Et puis cette sacrée Finlande et cette sacrée Corée toujours en tête du peloton ! On ne se pose pas trop de questions sur l’épanouissement, les conséquences sur la vie citoyenne qui en résultent pour les petits Finlandais ou les petits Coréens qui ne sont pas forcément les mêmes, tout premier ex aequo soient-ils. Il n’y a pas d’évaluation pour cela, donc on l’ignore. On fait remarquer cependant que les concepteurs de PISA sont majoritairement issus de systèmes éducatifs de type coréen, d’où la meilleure réussite des élèves de ces systèmes, ce qui ne me semble pas faux mais quasiment de bonne guerre dans une mondialisation de compétition, donc de comparaison.

C’est la Finlande qui nous pose problème et nous ennuie comme le fait remarquer Ladeylang dans son commentaire. Ce d’autant que certains sont allés voir comment cela se passait en Finlande. Les remarques de Ladeylang ne sont pas fausses lorsqu’il fait état de toutes les différences démographiques, sociales, économiques entre nos deux pays. Mais on peut faire les mêmes remarques entre Bobigny, Vénissieux, Neuilly, Trifouilly les Oies. Ce qui est par contre identique partout, c’est la nature des enfants qui passent dans les rouages des machineries scolaires. Ce qui est aussi identique et ce que confortent justement les remarques de Ladeyland, c’est l’importance des interactions avec l’environnement, le constructivisme. Là, on est tous d’accord : modifions l’environnement dans lequel vivent les enfants, l’habitat concentrationnaire, le chômage des parents, les perspectives de chômage pour les élèves, les conditions de travail, son stress et son angoisse généralisés…, et il ne fait de doute à personne que tous les enfants s’en trouveront bien, y compris leurs « résultats » !

Mais ce qui dérange chez les Finlandais et qu’il faudra bien intégrer, c’est la conception quelque peu différente de la construction des apprentissages qu’ils ont accepté de prendre en compte. Ce ne sont pas seulement des conditions plus favorables (nombre d’élèves par classe, plus de rased, etc.) puisque des pays mieux lotis que nous mais dans la même conception ne font pas mieux. Ce qui est universel, quelles que soient les conditions, mais aussi influencé par ces conditions, c’est comment se construisent les êtres vivants, et plus particulièrement les êtres vivants de l’espèce humaine (espèce sociale et pas seulement grégaire). Il y a un vrai problème conceptuel. Un vrai problème de transformation de nos représentations.

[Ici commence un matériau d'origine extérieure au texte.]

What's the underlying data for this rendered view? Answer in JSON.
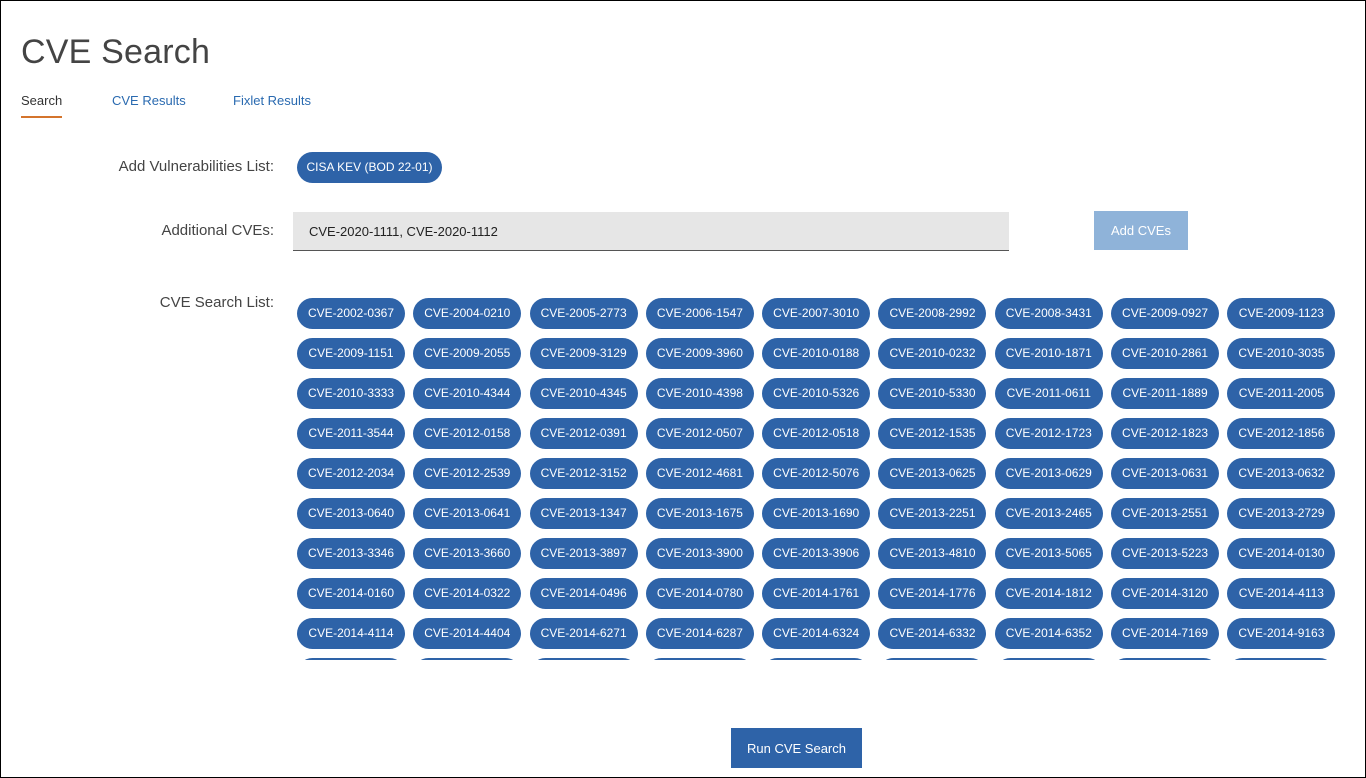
{
  "page": {
    "title": "CVE Search"
  },
  "tabs": [
    {
      "label": "Search",
      "active": true
    },
    {
      "label": "CVE Results",
      "active": false
    },
    {
      "label": "Fixlet Results",
      "active": false
    }
  ],
  "vuln_list": {
    "label": "Add Vulnerabilities List:",
    "button_label": "CISA KEV (BOD 22-01)"
  },
  "additional": {
    "label": "Additional CVEs:",
    "value": "CVE-2020-1111, CVE-2020-1112",
    "add_button": "Add CVEs"
  },
  "search_list": {
    "label": "CVE Search List:",
    "items": [
      "CVE-2002-0367",
      "CVE-2004-0210",
      "CVE-2005-2773",
      "CVE-2006-1547",
      "CVE-2007-3010",
      "CVE-2008-2992",
      "CVE-2008-3431",
      "CVE-2009-0927",
      "CVE-2009-1123",
      "CVE-2009-1151",
      "CVE-2009-2055",
      "CVE-2009-3129",
      "CVE-2009-3960",
      "CVE-2010-0188",
      "CVE-2010-0232",
      "CVE-2010-1871",
      "CVE-2010-2861",
      "CVE-2010-3035",
      "CVE-2010-3333",
      "CVE-2010-4344",
      "CVE-2010-4345",
      "CVE-2010-4398",
      "CVE-2010-5326",
      "CVE-2010-5330",
      "CVE-2011-0611",
      "CVE-2011-1889",
      "CVE-2011-2005",
      "CVE-2011-3544",
      "CVE-2012-0158",
      "CVE-2012-0391",
      "CVE-2012-0507",
      "CVE-2012-0518",
      "CVE-2012-1535",
      "CVE-2012-1723",
      "CVE-2012-1823",
      "CVE-2012-1856",
      "CVE-2012-2034",
      "CVE-2012-2539",
      "CVE-2012-3152",
      "CVE-2012-4681",
      "CVE-2012-5076",
      "CVE-2013-0625",
      "CVE-2013-0629",
      "CVE-2013-0631",
      "CVE-2013-0632",
      "CVE-2013-0640",
      "CVE-2013-0641",
      "CVE-2013-1347",
      "CVE-2013-1675",
      "CVE-2013-1690",
      "CVE-2013-2251",
      "CVE-2013-2465",
      "CVE-2013-2551",
      "CVE-2013-2729",
      "CVE-2013-3346",
      "CVE-2013-3660",
      "CVE-2013-3897",
      "CVE-2013-3900",
      "CVE-2013-3906",
      "CVE-2013-4810",
      "CVE-2013-5065",
      "CVE-2013-5223",
      "CVE-2014-0130",
      "CVE-2014-0160",
      "CVE-2014-0322",
      "CVE-2014-0496",
      "CVE-2014-0780",
      "CVE-2014-1761",
      "CVE-2014-1776",
      "CVE-2014-1812",
      "CVE-2014-3120",
      "CVE-2014-4113",
      "CVE-2014-4114",
      "CVE-2014-4404",
      "CVE-2014-6271",
      "CVE-2014-6287",
      "CVE-2014-6324",
      "CVE-2014-6332",
      "CVE-2014-6352",
      "CVE-2014-7169",
      "CVE-2014-9163"
    ],
    "partial_row_count": 9
  },
  "run_button": "Run CVE Search",
  "colors": {
    "pill": "#2e63a8",
    "add_button_disabled": "#8fb3d9",
    "tab_active_underline": "#d4742c",
    "tab_link": "#2a6ab0",
    "input_bg": "#e6e6e6"
  }
}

Ce qui devrait interpeler tout le monde, c’est que du Kirghizistan à la Corée ou à la Finlande, tous les enfants apprennent à parler ! Quoi de plus extraordinaire, de plus difficile, de plus complexe que ce premier apprentissage ? Tous les autres qui sont dans sa prolongation et qui utilisent l’outil cérébral ainsi bâti devraient être… de la rigolade ! On en fait une corvée.